Na primeira edição do torneio na Costa do Sauípe (BA), Guga era o líder do ranking pela terceira vez. Foi o período mais longo do catarinense no topo: entre abril e novembro.
Depois de Gustavo Kuerten, foram líderes do ranking da ATP o australiano Lleyton Hewitt, os americanos Andre Agassi e Andy Roddick, os espanhóis Juan Carlos Ferrero e Rafael Nadal, o suíço Roger Federer e o sérvio Novak Djokovic.
Destes jogadores, apenas Hewitt e Nadal jogaram torneios no Brasil.
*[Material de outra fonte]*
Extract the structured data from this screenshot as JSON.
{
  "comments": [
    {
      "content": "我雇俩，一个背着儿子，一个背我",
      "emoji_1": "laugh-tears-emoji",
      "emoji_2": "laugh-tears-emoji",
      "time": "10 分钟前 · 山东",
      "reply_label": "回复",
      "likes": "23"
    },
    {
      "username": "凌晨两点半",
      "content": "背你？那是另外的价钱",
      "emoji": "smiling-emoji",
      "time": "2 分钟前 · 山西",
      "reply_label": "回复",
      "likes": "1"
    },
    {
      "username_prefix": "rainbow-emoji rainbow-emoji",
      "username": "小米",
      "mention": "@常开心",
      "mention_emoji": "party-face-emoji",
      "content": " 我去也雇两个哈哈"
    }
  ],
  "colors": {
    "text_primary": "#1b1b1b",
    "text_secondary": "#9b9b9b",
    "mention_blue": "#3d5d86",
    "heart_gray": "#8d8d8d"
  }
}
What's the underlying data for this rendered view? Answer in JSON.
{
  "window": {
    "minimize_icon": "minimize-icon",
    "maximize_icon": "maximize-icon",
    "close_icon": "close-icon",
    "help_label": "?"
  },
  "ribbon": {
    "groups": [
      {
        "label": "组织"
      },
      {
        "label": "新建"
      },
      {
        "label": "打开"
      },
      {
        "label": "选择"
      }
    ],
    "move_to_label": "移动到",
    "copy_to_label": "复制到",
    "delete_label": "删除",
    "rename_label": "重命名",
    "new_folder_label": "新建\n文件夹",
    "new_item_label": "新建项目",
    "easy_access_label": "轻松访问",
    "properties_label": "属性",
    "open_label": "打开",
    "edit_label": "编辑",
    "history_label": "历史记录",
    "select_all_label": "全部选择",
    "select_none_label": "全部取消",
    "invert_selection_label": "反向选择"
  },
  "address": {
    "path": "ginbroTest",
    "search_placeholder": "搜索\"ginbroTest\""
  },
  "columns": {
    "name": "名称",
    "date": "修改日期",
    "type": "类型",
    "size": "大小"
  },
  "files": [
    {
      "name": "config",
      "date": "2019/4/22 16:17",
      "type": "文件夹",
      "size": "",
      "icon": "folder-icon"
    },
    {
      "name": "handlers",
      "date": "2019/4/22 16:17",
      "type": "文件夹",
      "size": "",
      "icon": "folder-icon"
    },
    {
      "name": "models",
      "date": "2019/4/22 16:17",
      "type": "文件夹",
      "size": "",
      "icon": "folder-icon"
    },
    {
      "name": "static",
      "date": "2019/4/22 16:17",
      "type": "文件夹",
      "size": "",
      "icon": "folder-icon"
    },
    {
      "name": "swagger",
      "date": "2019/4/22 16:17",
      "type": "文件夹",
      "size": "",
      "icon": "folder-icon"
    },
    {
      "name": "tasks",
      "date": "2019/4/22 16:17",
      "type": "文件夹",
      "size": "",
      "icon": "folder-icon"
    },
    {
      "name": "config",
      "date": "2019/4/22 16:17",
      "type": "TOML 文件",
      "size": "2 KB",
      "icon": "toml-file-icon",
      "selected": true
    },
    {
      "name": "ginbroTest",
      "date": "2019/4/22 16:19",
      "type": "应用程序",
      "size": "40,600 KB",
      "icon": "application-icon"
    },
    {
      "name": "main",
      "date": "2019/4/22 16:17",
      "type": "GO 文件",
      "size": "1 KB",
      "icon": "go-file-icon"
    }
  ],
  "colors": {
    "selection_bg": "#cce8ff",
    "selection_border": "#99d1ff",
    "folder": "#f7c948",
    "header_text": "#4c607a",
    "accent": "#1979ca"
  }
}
O australiano disputou as quartas de final da Copa Davis, em abril de 2001, em Florianópolis. Mas, naquela semana, ele era o sétimo do mundo.
Nadal, por sua vez, esteve em São Paulo no ano passado. Ele foi campeão do Aberto do Brasil mas, como se ausentara do circuito para se recuperar de lesões nos dois joelhos, tinha caído para a quinta posição.
Djokovic até esteve no Brasil como líder do ranking, mas não para um torneio oficial. No fim de 2012, o sérvio disputou uma partida de exibi ção contra Guga no ginásio do Maracanãzinho, no Rio de Janeiro.